Amato invests what money he has in new hardware to pursue his art. He gets about ten piercing customers a week, a paltry number by mall piercing kiosk standards, and between his two jobs makes about $500 per week. "It keeps itself going. You usually make enough money to keep doing it. I'm not sitting pretty, but I'm not starving -- and I'm happy."


At 2 p.m. on November 13, two days before the record attempt, the buzz of tattoo guns fills the air at the Airport Hilton in West Palm Beach. The narrow aisles between the booths at the Gold Coast Tattoo Convention are filled with patrons covered to varying degrees in ink and steel. Amato's portfolio lies open on the folding table in front of him, attracting the interest of a pair of young women with cartilage piercings in their upper ears. The shorter of the two is stunning, with caramel-colored skin, a tight black T-shirt, and blond streaks in her brown hair. She also sports a labret, a piercing though the skin below the lower lip.

"That's one of the primary benefits of this business," Chris Rage says in an appreciative murmur. A stocky 30-year-old with a shaved head, large lobe plugs, and a plethora of Technicolor tattoos, Rage has flown from New Jersey in anticipation of his protégé's milestone attempt.

Though Amato had planned to make some money and drum up interest for his record attempt by working at the convention, he can't pierce until a Palm Beach County health inspector returns to give him the go-ahead. According to county health code, body-piercing facilities must include a sink with hot and cold running water. So while the tattoo artists were plying their needles, Amato was driving to Home Depot to purchase an electric water cooler/heater. "This is typical," Rage gripes. Florida has regulated piercing since 1999, and the state currently lists 401 piercing parlors with permanent licenses, but heavier work is still a relative rarity. "When I first got down here, I met this girl who told me that she's into 'hard-core piercing,'" Amato says. "She was like, 'Yeah, I'm thinking about getting my lip done.' And I swear to God, at that moment, a tumbleweed rolled by."

Like most states, Florida stipulates that the implantation of objects under the skin and tongue-splitting may be performed only by a doctor. But Florida extends the prohibition to scarification, branding, and suspension, areas still unregulated in many other states.

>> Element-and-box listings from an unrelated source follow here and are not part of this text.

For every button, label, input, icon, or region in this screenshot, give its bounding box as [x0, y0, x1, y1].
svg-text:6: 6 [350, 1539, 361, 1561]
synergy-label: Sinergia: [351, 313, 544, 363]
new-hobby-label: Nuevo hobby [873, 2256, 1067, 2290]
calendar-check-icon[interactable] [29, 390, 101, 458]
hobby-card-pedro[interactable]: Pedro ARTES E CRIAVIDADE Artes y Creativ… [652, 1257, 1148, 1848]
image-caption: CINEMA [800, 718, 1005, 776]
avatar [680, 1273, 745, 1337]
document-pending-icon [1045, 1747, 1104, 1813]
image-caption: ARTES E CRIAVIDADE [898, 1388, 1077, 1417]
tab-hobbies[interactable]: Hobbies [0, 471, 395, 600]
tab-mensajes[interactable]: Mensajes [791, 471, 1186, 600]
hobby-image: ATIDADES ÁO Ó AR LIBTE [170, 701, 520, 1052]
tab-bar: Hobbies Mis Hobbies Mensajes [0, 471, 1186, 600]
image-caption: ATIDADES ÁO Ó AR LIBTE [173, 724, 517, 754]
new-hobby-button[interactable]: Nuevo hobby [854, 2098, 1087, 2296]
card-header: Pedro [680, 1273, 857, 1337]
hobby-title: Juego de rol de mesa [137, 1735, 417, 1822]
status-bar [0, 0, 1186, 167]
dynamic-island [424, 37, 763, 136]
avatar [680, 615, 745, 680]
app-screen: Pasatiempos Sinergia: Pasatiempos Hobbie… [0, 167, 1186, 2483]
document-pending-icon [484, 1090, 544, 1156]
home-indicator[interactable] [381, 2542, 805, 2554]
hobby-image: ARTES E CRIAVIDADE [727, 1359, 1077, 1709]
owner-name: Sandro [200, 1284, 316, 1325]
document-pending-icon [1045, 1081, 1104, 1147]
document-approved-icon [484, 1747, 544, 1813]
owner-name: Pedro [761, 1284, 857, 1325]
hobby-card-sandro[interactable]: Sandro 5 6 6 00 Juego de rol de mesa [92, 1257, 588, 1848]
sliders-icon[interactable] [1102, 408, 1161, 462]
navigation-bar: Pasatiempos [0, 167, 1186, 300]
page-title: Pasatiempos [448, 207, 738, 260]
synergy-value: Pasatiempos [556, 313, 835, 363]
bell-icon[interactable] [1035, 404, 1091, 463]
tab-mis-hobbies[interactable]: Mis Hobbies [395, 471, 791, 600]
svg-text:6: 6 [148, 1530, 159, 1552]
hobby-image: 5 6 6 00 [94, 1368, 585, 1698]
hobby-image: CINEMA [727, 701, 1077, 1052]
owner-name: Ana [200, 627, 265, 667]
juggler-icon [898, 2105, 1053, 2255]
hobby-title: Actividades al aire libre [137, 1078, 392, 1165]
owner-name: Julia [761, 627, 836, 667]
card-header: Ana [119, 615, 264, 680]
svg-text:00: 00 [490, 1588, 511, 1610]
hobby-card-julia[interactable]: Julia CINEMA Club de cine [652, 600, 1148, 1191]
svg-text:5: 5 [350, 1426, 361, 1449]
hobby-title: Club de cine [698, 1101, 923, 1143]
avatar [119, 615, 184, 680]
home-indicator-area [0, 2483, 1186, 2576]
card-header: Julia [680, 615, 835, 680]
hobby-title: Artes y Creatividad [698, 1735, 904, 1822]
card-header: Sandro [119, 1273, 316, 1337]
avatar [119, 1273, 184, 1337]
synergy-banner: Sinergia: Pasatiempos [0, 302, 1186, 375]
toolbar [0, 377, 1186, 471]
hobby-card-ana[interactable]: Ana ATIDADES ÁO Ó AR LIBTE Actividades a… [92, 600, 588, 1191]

Amato is hoping that because his event at the Seminole Hard Rock is on sovereign tribal ground, the suspensions will escape official interference.

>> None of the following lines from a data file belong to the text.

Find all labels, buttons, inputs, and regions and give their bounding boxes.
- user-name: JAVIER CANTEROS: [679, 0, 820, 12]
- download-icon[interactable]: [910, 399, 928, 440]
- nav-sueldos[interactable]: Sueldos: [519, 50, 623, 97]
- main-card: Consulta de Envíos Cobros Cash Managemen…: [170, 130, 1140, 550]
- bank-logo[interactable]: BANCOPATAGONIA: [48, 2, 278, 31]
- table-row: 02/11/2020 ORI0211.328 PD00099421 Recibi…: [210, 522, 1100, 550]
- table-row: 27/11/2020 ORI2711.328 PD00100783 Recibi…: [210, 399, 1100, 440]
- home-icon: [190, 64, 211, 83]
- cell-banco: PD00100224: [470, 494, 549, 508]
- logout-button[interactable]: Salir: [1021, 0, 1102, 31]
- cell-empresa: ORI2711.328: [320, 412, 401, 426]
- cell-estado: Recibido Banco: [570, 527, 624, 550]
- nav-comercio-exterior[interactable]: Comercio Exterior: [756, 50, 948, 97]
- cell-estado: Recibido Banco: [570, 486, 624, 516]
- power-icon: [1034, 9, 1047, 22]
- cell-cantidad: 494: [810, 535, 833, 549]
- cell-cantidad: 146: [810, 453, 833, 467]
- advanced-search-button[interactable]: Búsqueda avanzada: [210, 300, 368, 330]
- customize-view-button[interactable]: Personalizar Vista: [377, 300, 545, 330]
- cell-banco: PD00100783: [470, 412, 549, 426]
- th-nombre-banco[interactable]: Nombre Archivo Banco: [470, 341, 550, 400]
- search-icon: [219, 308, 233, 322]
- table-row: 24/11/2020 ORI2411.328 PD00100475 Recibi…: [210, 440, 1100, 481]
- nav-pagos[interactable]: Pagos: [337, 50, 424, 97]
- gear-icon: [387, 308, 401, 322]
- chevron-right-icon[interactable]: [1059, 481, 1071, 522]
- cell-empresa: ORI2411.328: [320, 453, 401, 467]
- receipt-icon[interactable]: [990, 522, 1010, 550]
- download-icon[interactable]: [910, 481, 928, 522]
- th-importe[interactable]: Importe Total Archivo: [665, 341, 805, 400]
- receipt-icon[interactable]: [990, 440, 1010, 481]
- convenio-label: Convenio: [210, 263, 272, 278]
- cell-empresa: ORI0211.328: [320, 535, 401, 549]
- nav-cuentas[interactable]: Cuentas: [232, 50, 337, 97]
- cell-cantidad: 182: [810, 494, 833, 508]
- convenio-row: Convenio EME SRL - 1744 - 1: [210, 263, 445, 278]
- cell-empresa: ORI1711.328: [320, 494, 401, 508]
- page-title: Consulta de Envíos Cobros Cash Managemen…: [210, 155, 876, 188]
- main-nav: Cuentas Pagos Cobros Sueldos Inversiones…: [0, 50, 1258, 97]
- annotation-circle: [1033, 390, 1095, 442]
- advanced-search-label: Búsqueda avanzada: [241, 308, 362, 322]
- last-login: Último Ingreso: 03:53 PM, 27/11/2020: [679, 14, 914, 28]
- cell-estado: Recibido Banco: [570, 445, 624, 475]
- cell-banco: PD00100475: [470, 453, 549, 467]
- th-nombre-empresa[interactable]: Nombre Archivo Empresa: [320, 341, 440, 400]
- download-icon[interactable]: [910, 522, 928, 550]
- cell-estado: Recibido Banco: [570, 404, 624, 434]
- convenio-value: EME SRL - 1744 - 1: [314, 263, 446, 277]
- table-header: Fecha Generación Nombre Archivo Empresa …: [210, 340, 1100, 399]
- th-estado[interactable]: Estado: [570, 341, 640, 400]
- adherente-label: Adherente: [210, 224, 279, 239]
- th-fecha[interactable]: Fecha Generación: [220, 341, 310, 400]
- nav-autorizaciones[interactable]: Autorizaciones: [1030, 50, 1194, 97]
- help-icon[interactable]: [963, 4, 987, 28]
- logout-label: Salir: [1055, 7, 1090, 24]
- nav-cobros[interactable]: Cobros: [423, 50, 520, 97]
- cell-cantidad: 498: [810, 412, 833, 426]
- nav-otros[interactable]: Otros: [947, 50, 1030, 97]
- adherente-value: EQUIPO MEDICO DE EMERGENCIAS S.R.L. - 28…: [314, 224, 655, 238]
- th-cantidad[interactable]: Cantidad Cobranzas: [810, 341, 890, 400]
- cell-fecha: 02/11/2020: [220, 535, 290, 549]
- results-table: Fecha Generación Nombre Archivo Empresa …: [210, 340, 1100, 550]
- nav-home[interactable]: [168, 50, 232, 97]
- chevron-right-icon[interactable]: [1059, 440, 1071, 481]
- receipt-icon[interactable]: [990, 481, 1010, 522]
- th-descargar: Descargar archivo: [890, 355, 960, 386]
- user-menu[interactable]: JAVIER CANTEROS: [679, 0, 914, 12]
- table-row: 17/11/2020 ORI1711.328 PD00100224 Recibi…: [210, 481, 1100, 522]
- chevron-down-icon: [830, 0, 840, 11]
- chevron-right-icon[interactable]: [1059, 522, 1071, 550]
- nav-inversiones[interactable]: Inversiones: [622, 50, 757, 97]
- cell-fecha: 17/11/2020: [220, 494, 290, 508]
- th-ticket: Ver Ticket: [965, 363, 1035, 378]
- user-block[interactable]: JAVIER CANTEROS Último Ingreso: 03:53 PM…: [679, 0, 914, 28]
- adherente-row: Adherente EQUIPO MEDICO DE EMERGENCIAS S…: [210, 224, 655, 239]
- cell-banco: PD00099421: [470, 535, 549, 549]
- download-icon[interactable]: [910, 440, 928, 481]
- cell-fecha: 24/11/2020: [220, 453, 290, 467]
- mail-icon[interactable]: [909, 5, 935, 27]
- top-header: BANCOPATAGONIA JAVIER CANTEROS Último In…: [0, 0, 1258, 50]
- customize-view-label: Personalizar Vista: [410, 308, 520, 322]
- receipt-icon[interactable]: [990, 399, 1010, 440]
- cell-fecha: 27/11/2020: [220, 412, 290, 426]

Soon after the girls leave the booth, Miguel Valentin, a Miami piercer and tattoo artist, stops by. Valentin's sallow, angular face is framed by long dark hair, and when he talks, he reveals canine teeth elongated with dental porcelain into fangs. His passion is blood painting. At Amato's event, Valentin explains, he plans to demonstrate his art while suspended.

Amato's frustration is infectious, and soon the trio is airing a litany of complaints about the industry. While greater acceptance of piercing by the mainstream brings more clients, commercialization of the art has led to a decline in standards. In many shops, handmade local jewelry has been replaced by shoddy imports, and shops in South Florida often entice tourists with coupons, discounts, or specials.

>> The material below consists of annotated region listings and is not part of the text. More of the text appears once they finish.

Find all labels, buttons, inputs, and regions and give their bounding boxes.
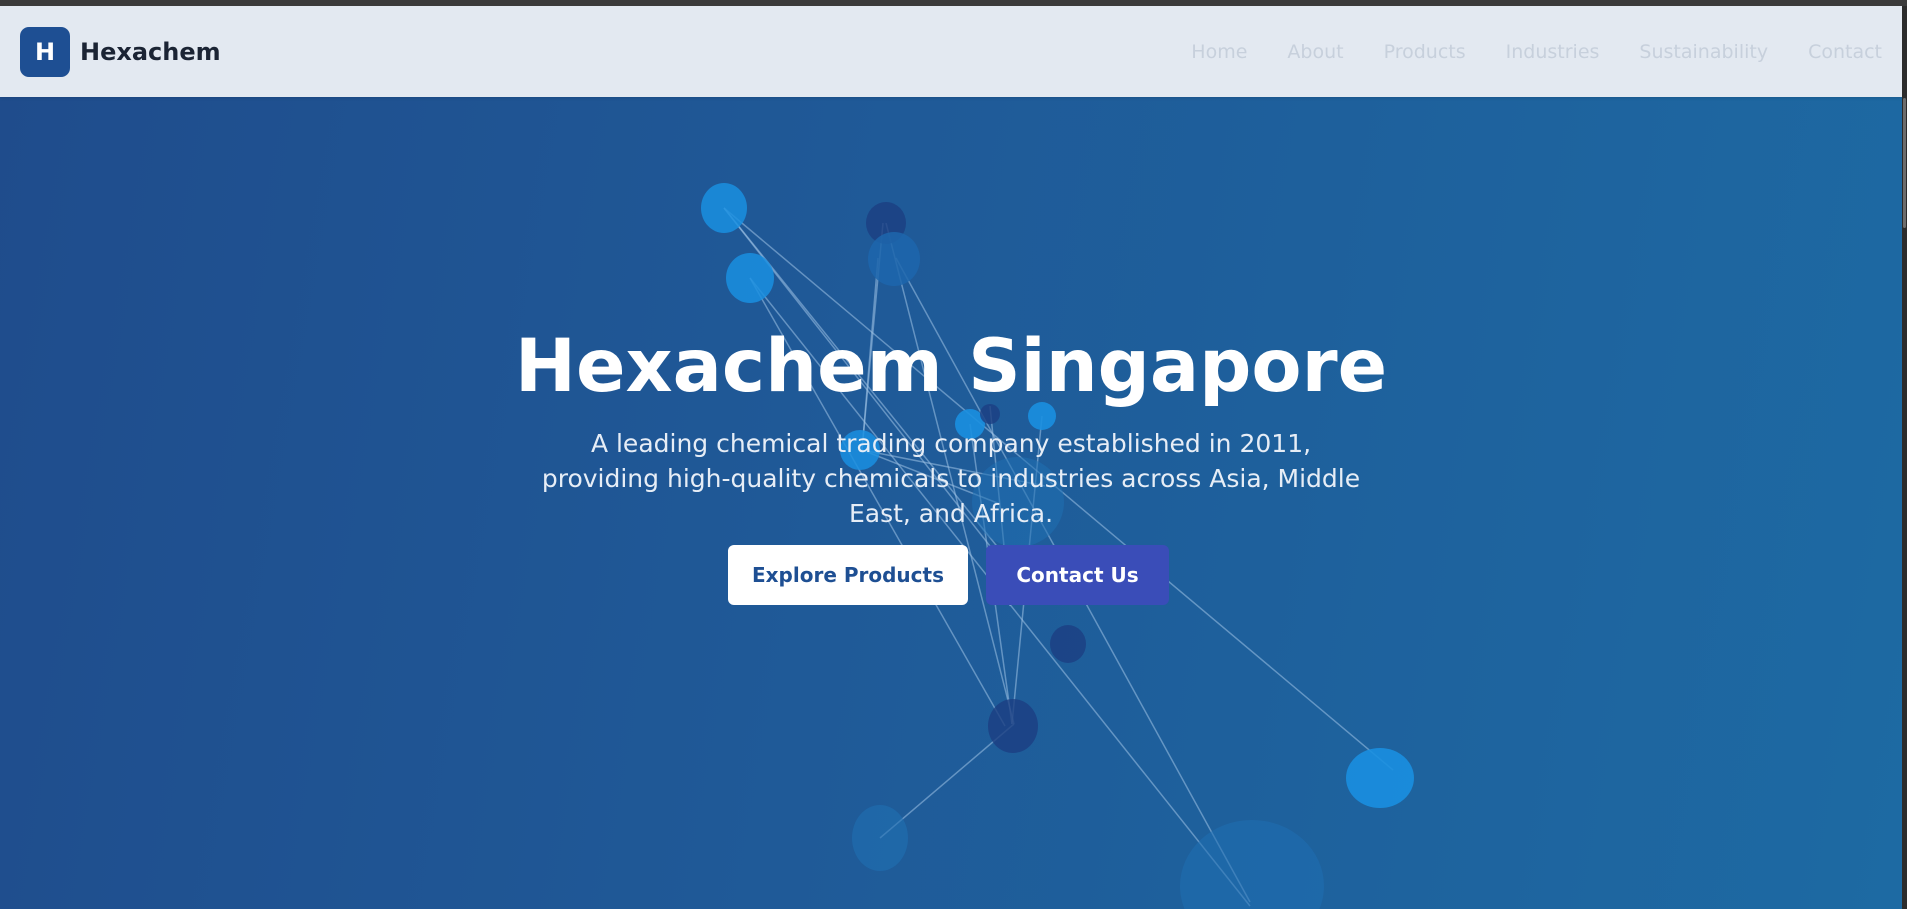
nav-link-contact[interactable]: Contact: [1808, 41, 1882, 63]
nav-link-sustainability[interactable]: Sustainability: [1639, 41, 1768, 63]
page-scrollbar[interactable]: [1902, 6, 1907, 909]
hero-title: Hexachem Singapore: [514, 324, 1388, 409]
hero-subtitle: A leading chemical trading company estab…: [541, 429, 1361, 528]
nav-links: Home About Products Industries Sustainab…: [1191, 6, 1882, 97]
scrollbar-thumb[interactable]: [1903, 98, 1906, 228]
navbar: H Hexachem Home About Products Industrie…: [0, 6, 1902, 97]
contact-us-button[interactable]: Contact Us: [986, 545, 1169, 605]
nav-link-products[interactable]: Products: [1384, 41, 1466, 63]
nav-link-home[interactable]: Home: [1191, 41, 1247, 63]
explore-products-button[interactable]: Explore Products: [728, 545, 968, 605]
logo-badge: H: [20, 26, 70, 77]
nav-link-about[interactable]: About: [1287, 41, 1343, 63]
brand-logo[interactable]: H Hexachem: [20, 26, 221, 77]
hero-section: Hexachem Singapore A leading chemical tr…: [0, 6, 1902, 909]
brand-name: Hexachem: [80, 37, 221, 66]
nav-link-industries[interactable]: Industries: [1506, 41, 1600, 63]
page: H Hexachem Home About Products Industrie…: [0, 6, 1902, 909]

The $45 Amato charges for a tongue piercing covers several return visits during the healing process and a jewelry change to the appropriate size once swelling has gone down. "But no, they don't want to hear that," Amato says. "They'd rather go get it fucked up for $20 down the street."

While Amato continues to wait for the inspector, Rage and Valentin head outside. At the door, they run into Ansara smoking a cigarette. Rage looks even more disgusted. "Out of all the stuff in the world you could do to your body, that's probably the worst," he says, gesturing at the smoke -- with an arm lined with implants from wrist to elbow that create a ridge like an iguana's spine.